Why Do They ask These Ridiculous Questions?
Because they need to know how you think. How you solve a problem right when it comes up. How well do you handle pressure? Do you become aggressive and blame others for something that's beneath you and your time? Or do you ask questions and have a natural curiosity?
No, you won't be implementing Quicksort at your job (most likely), nor will you need to traverse a binary tree. You will need to figure out solutions to problems that are hard, and you'll need to show that you can do that as a team player, without getting upset or frustrated.
To Do Well In These Interviews You Need To:
Know Your Data Structures
Arrays, maps, queues, trees and stacks – you will likely have to solve a problem that forces you to choose the most efficient data structure and then to explain how it works. There are always tradeoffs, do you know what they are?
Know Your Algorithms
Sorting, traversing, structuring and destructuring – you'll need to be able to apply various algorithms to a given situation. You'll also need to be able to discuss their complexity in both space and time using Big-O notation.
Write Code By Hand
This is something that most candidates overlook – myself included! When you're in the interview room, however, you will likely be asked to write code on the white board. When is the last time you had to do that? It's not easy!

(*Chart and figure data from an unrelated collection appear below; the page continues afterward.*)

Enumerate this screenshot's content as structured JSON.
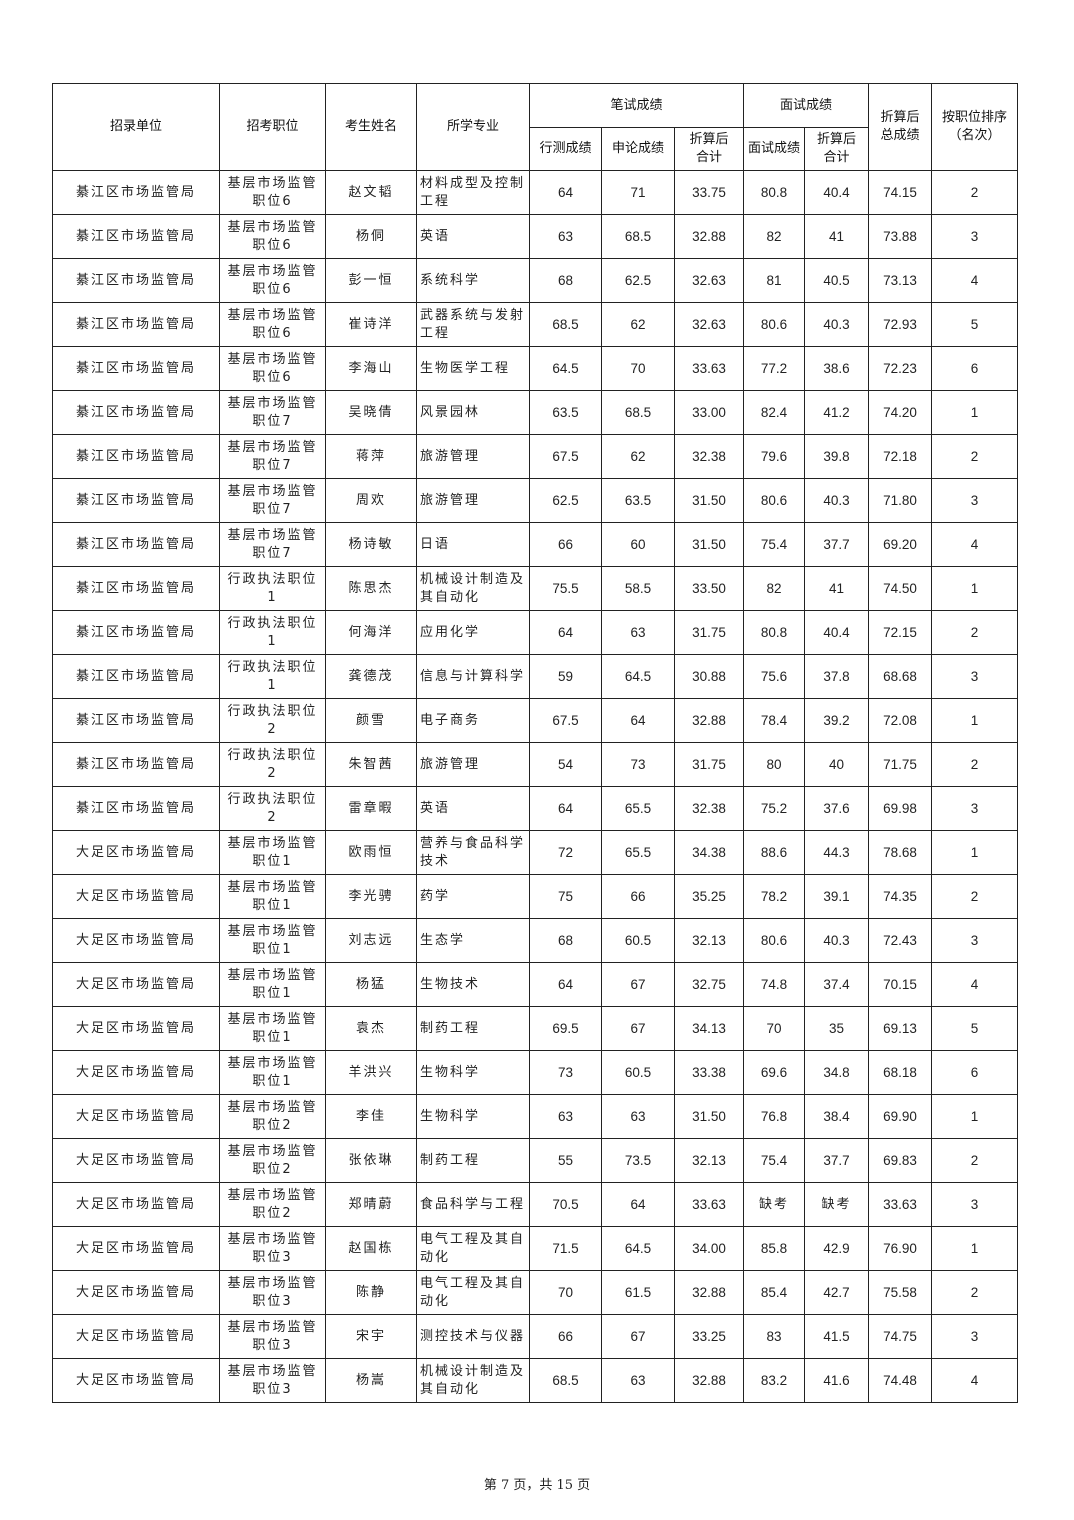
{
  "headers": {
    "unit": "招录单位",
    "position": "招考职位",
    "name": "考生姓名",
    "major": "所学专业",
    "written": "笔试成绩",
    "interview": "面试成绩",
    "total": "折算后总成绩",
    "rank": "按职位排序（名次）",
    "xingce": "行测成绩",
    "shenlun": "申论成绩",
    "written_converted": "折算后合计",
    "interview_score": "面试成绩",
    "interview_converted": "折算后合计"
  },
  "rows": [
    [
      "綦江区市场监管局",
      "基层市场监管职位6",
      "赵文韬",
      "材料成型及控制工程",
      "64",
      "71",
      "33.75",
      "80.8",
      "40.4",
      "74.15",
      "2"
    ],
    [
      "綦江区市场监管局",
      "基层市场监管职位6",
      "杨侗",
      "英语",
      "63",
      "68.5",
      "32.88",
      "82",
      "41",
      "73.88",
      "3"
    ],
    [
      "綦江区市场监管局",
      "基层市场监管职位6",
      "彭一恒",
      "系统科学",
      "68",
      "62.5",
      "32.63",
      "81",
      "40.5",
      "73.13",
      "4"
    ],
    [
      "綦江区市场监管局",
      "基层市场监管职位6",
      "崔诗洋",
      "武器系统与发射工程",
      "68.5",
      "62",
      "32.63",
      "80.6",
      "40.3",
      "72.93",
      "5"
    ],
    [
      "綦江区市场监管局",
      "基层市场监管职位6",
      "李海山",
      "生物医学工程",
      "64.5",
      "70",
      "33.63",
      "77.2",
      "38.6",
      "72.23",
      "6"
    ],
    [
      "綦江区市场监管局",
      "基层市场监管职位7",
      "吴晓倩",
      "风景园林",
      "63.5",
      "68.5",
      "33.00",
      "82.4",
      "41.2",
      "74.20",
      "1"
    ],
    [
      "綦江区市场监管局",
      "基层市场监管职位7",
      "蒋萍",
      "旅游管理",
      "67.5",
      "62",
      "32.38",
      "79.6",
      "39.8",
      "72.18",
      "2"
    ],
    [
      "綦江区市场监管局",
      "基层市场监管职位7",
      "周欢",
      "旅游管理",
      "62.5",
      "63.5",
      "31.50",
      "80.6",
      "40.3",
      "71.80",
      "3"
    ],
    [
      "綦江区市场监管局",
      "基层市场监管职位7",
      "杨诗敏",
      "日语",
      "66",
      "60",
      "31.50",
      "75.4",
      "37.7",
      "69.20",
      "4"
    ],
    [
      "綦江区市场监管局",
      "行政执法职位1",
      "陈思杰",
      "机械设计制造及其自动化",
      "75.5",
      "58.5",
      "33.50",
      "82",
      "41",
      "74.50",
      "1"
    ],
    [
      "綦江区市场监管局",
      "行政执法职位1",
      "何海洋",
      "应用化学",
      "64",
      "63",
      "31.75",
      "80.8",
      "40.4",
      "72.15",
      "2"
    ],
    [
      "綦江区市场监管局",
      "行政执法职位1",
      "龚德茂",
      "信息与计算科学",
      "59",
      "64.5",
      "30.88",
      "75.6",
      "37.8",
      "68.68",
      "3"
    ],
    [
      "綦江区市场监管局",
      "行政执法职位2",
      "颜雪",
      "电子商务",
      "67.5",
      "64",
      "32.88",
      "78.4",
      "39.2",
      "72.08",
      "1"
    ],
    [
      "綦江区市场监管局",
      "行政执法职位2",
      "朱智茜",
      "旅游管理",
      "54",
      "73",
      "31.75",
      "80",
      "40",
      "71.75",
      "2"
    ],
    [
      "綦江区市场监管局",
      "行政执法职位2",
      "雷章暇",
      "英语",
      "64",
      "65.5",
      "32.38",
      "75.2",
      "37.6",
      "69.98",
      "3"
    ],
    [
      "大足区市场监管局",
      "基层市场监管职位1",
      "欧雨恒",
      "营养与食品科学技术",
      "72",
      "65.5",
      "34.38",
      "88.6",
      "44.3",
      "78.68",
      "1"
    ],
    [
      "大足区市场监管局",
      "基层市场监管职位1",
      "李光骋",
      "药学",
      "75",
      "66",
      "35.25",
      "78.2",
      "39.1",
      "74.35",
      "2"
    ],
    [
      "大足区市场监管局",
      "基层市场监管职位1",
      "刘志远",
      "生态学",
      "68",
      "60.5",
      "32.13",
      "80.6",
      "40.3",
      "72.43",
      "3"
    ],
    [
      "大足区市场监管局",
      "基层市场监管职位1",
      "杨猛",
      "生物技术",
      "64",
      "67",
      "32.75",
      "74.8",
      "37.4",
      "70.15",
      "4"
    ],
    [
      "大足区市场监管局",
      "基层市场监管职位1",
      "袁杰",
      "制药工程",
      "69.5",
      "67",
      "34.13",
      "70",
      "35",
      "69.13",
      "5"
    ],
    [
      "大足区市场监管局",
      "基层市场监管职位1",
      "羊洪兴",
      "生物科学",
      "73",
      "60.5",
      "33.38",
      "69.6",
      "34.8",
      "68.18",
      "6"
    ],
    [
      "大足区市场监管局",
      "基层市场监管职位2",
      "李佳",
      "生物科学",
      "63",
      "63",
      "31.50",
      "76.8",
      "38.4",
      "69.90",
      "1"
    ],
    [
      "大足区市场监管局",
      "基层市场监管职位2",
      "张依琳",
      "制药工程",
      "55",
      "73.5",
      "32.13",
      "75.4",
      "37.7",
      "69.83",
      "2"
    ],
    [
      "大足区市场监管局",
      "基层市场监管职位2",
      "郑晴蔚",
      "食品科学与工程",
      "70.5",
      "64",
      "33.63",
      "缺考",
      "缺考",
      "33.63",
      "3"
    ],
    [
      "大足区市场监管局",
      "基层市场监管职位3",
      "赵国栋",
      "电气工程及其自动化",
      "71.5",
      "64.5",
      "34.00",
      "85.8",
      "42.9",
      "76.90",
      "1"
    ],
    [
      "大足区市场监管局",
      "基层市场监管职位3",
      "陈静",
      "电气工程及其自动化",
      "70",
      "61.5",
      "32.88",
      "85.4",
      "42.7",
      "75.58",
      "2"
    ],
    [
      "大足区市场监管局",
      "基层市场监管职位3",
      "宋宇",
      "测控技术与仪器",
      "66",
      "67",
      "33.25",
      "83",
      "41.5",
      "74.75",
      "3"
    ],
    [
      "大足区市场监管局",
      "基层市场监管职位3",
      "杨嵩",
      "机械设计制造及其自动化",
      "68.5",
      "63",
      "32.88",
      "83.2",
      "41.6",
      "74.48",
      "4"
    ]
  ],
  "footer": "第 7 页，共 15 页"
}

Sounds like a lot of studying, doesn't it? It is, but it's doable and, more than that, it's fun! You'll learn a ton and we'll help you get through the process by:
Setting up a schedule and a journal.
You need at least 2 weeks to study the materials in this video, and to work the problems. You'll also need a place to practice doing things by hand: a nice, clean new journal or a tablet with a pen will do the trick.
Reviewing concepts and following along.
Practicing the problems while speaking aloud.
This video set can only take you so far, but we'll take a look at some outstanding resources you can use to practice what you've learned. We'll also show you how to speak about what you're doing, which is critical if you want the interviewer to know what you know.
We'll Also Need Some Help From a Friend: Jon Skeet
Jon Skeet, if you don't know, is the #1 user on Stack Overflow with 1,000,000 points in reputation. He also works at Google and interviews people often.
I wanted to see how an expert would solve these tough problems so I asked Jon to join me for a 5-question interview session, just like you would find at Google. He interviews people all the time - now he gets a taste of his own medicine!